Une réhabilitation de la parole criminelle

l-amante-anglaise-couverture-107209-250-400L’intérêt majeur est que la parole du criminel est ici réhabilitée, ce qui rend le jugement du meurtre plus complexe que l’évidente condamnation étique et judiciaire : que peuvent en effet révéler les criminels en-dehors du système judiciaire, qui oriente évidemment la parole dans une certaine direction, et, en cela, la gouverne ? La pièce laisse un interstice pour, si ce n’est expliquer le meurtre, comprendre psychologiquement ce qui a pu y conduire…

Or, comment rendre compte de ces horizons psychologiques dévoilés sans pudeur devant une assemblée ? Il faudrait pour cela une analyse précise de ce texte sinueux, qui dissimule autant qu’il révèle, qui préserve les non-dits alors même qu’il tente de dire quelque chose. De son énoncé à haute voix, le spectateur, impuissant, ne peut conserver de cette parole prolifique et filante avant tout des images et des impressions.

L’impression la plus tenace est celle d’un indicible ennui. Peut-être est-ce là la clef de tout : le crime n’est ni passionnel ni complètement pulsionnel ; s’il y a folie, elle est née d’un ennui toujours plus grand et toujours plus viscéral… Claire Lannes est statique dans cette maison sans doute bourgeoise, si propre et si calme qu’elle en devient mortifère ; statique dans ce jardin, sur ce banc, à ne rien faire, si ce n’est penser, imaginer les choses les plus folles ; statique au point de cesser de voir le monde de manière rationnelle mais tout entier par le prisme d’une subjectivité qui, sans la force de l’action, ne peut que s’exprimer que par l’esprit. Le meurtre n’est pas un acte fou. Du moins, il ne reste à Claire que ce qu’on appelle folie pour agrandir sa vie, pour rendre à son existence domestiquée un peu de sauvagerie ; il ne reste que le meurtre, puisque casser les assiettes et aspirer en rêve à sa vie passée, celle d’avant le mariage castrateur – Cahors, son premier amour – ne suffit plus.

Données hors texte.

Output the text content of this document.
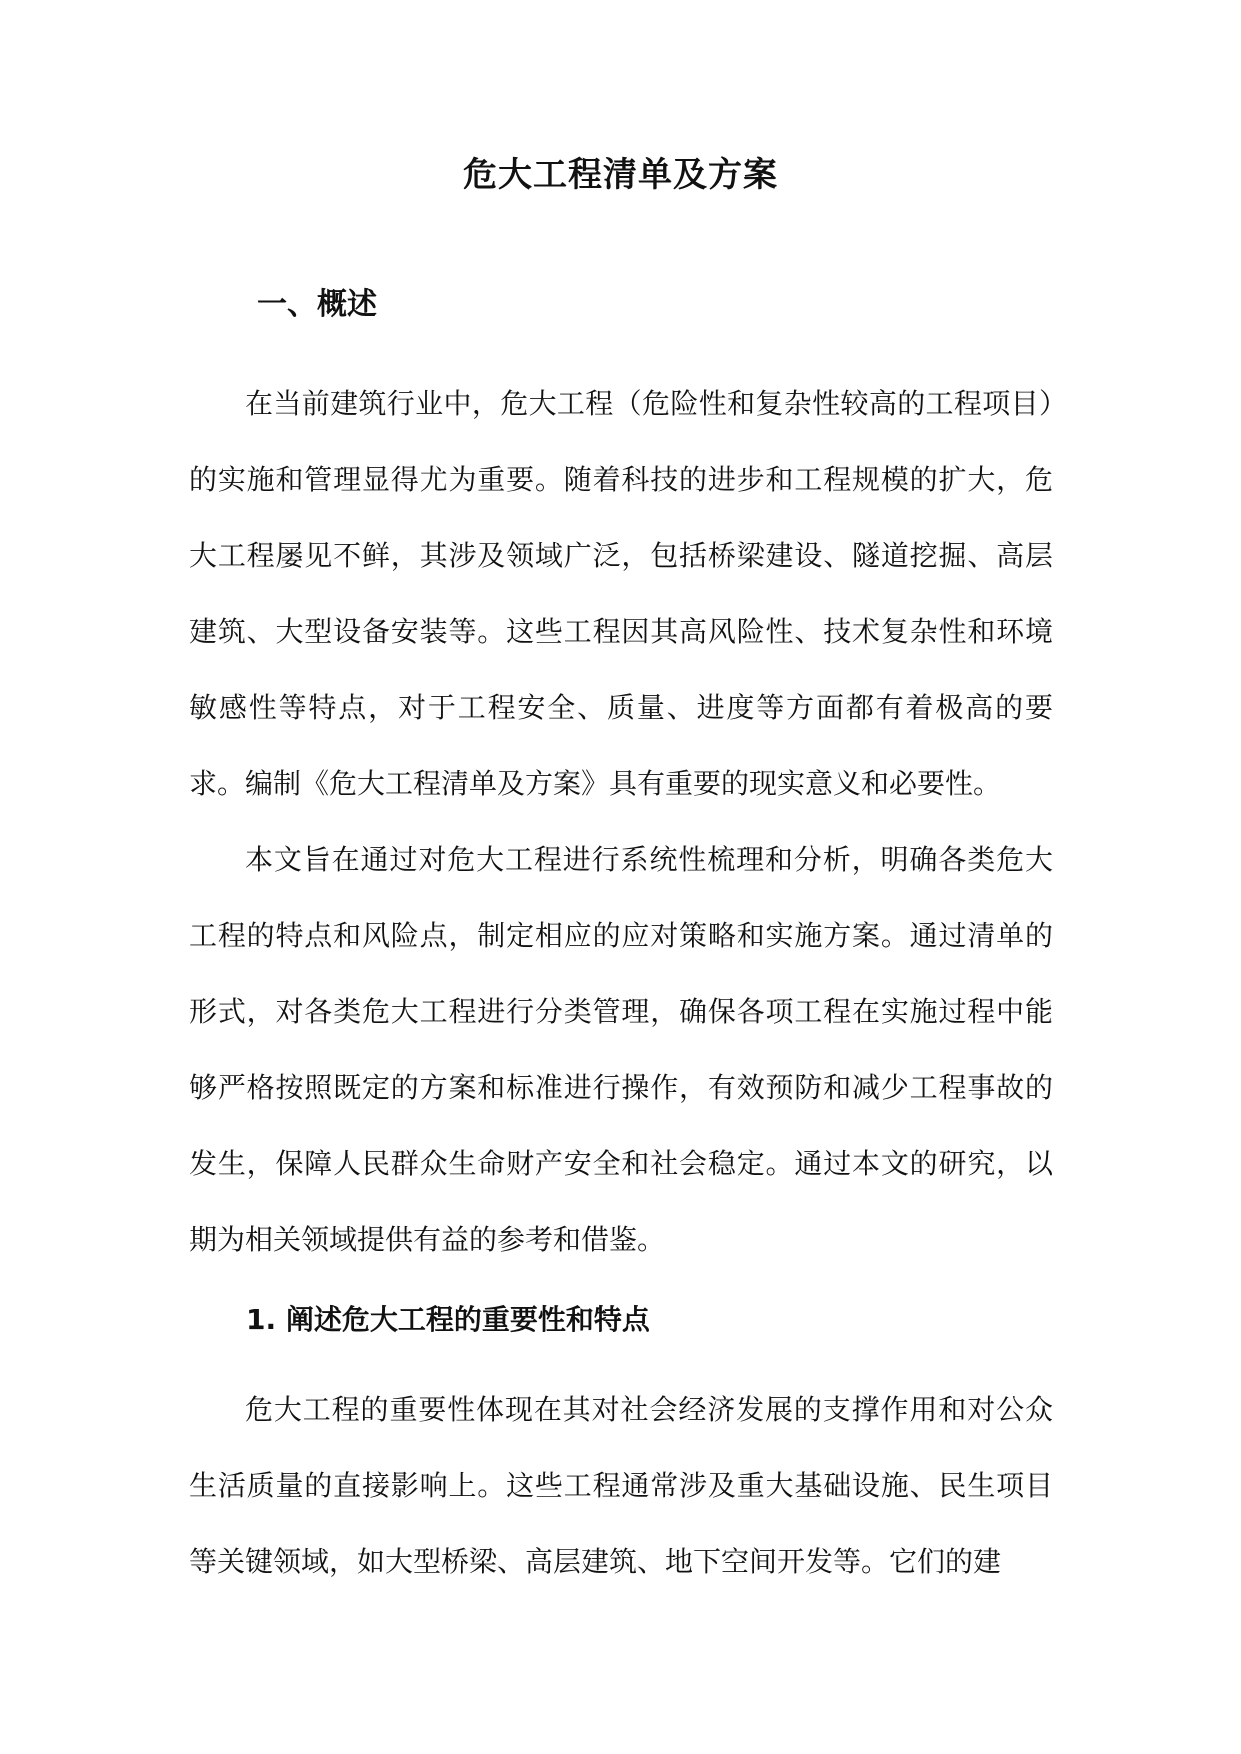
危大工程清单及方案
一、概述

在当前建筑行业中，危大工程（危险性和复杂性较高的工程项目）的实施和管理显得尤为重要。随着科技的进步和工程规模的扩大，危大工程屡见不鲜，其涉及领域广泛，包括桥梁建设、隧道挖掘、高层建筑、大型设备安装等。这些工程因其高风险性、技术复杂性和环境敏感性等特点，对于工程安全、质量、进度等方面都有着极高的要求。编制《危大工程清单及方案》具有重要的现实意义和必要性。

本文旨在通过对危大工程进行系统性梳理和分析，明确各类危大工程的特点和风险点，制定相应的应对策略和实施方案。通过清单的形式，对各类危大工程进行分类管理，确保各项工程在实施过程中能够严格按照既定的方案和标准进行操作，有效预防和减少工程事故的发生，保障人民群众生命财产安全和社会稳定。通过本文的研究，以期为相关领域提供有益的参考和借鉴。

1. 阐述危大工程的重要性和特点

危大工程的重要性体现在其对社会经济发展的支撑作用和对公众生活质量的直接影响上。这些工程通常涉及重大基础设施、民生项目等关键领域，如大型桥梁、高层建筑、地下空间开发等。它们的建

Le meurtre seul permet de mettre fin à cette silencieuse stagnation, et de déplacer les choses. Quant au mari, il est peut-être trop facile de plaquer sur le personnage la simple critique du bourgeois égoïste. L’égoïsme est sans doute là, mais il est davantage me fruit d’une insensibilité que d’une méchanceté – et d’une exceptionnelle complaisance dans la fatalité. L’histoire aurait somme toute été bien différente si Pierre avait été un mari qui discutait avec sa femme, l’aimait, la sollicitait ; en l’abandonnant à sa routine systématique, il a fait naître la névrose…

L’amante anglaise est finalement une Maison de poupée revisitée, dont toute vie serait envolée, dont les personnages s’ignoreraient, dans laquelle l’héroïne ne se sentirait plus capable de quitter la maison pour faire sa vie – ou pire, ne l’envisagerait même pas. Le drame de Duras n’est pas l’inaction d’un Ibsen, ni même celle d’un Tchekhov – dont les personnages demeurent toujours tendus vers un espoir, certes vain, de métamorphose – mais une inaction absolue, brisée seulement par un acte enfin irrémédiable et fort de conséquences.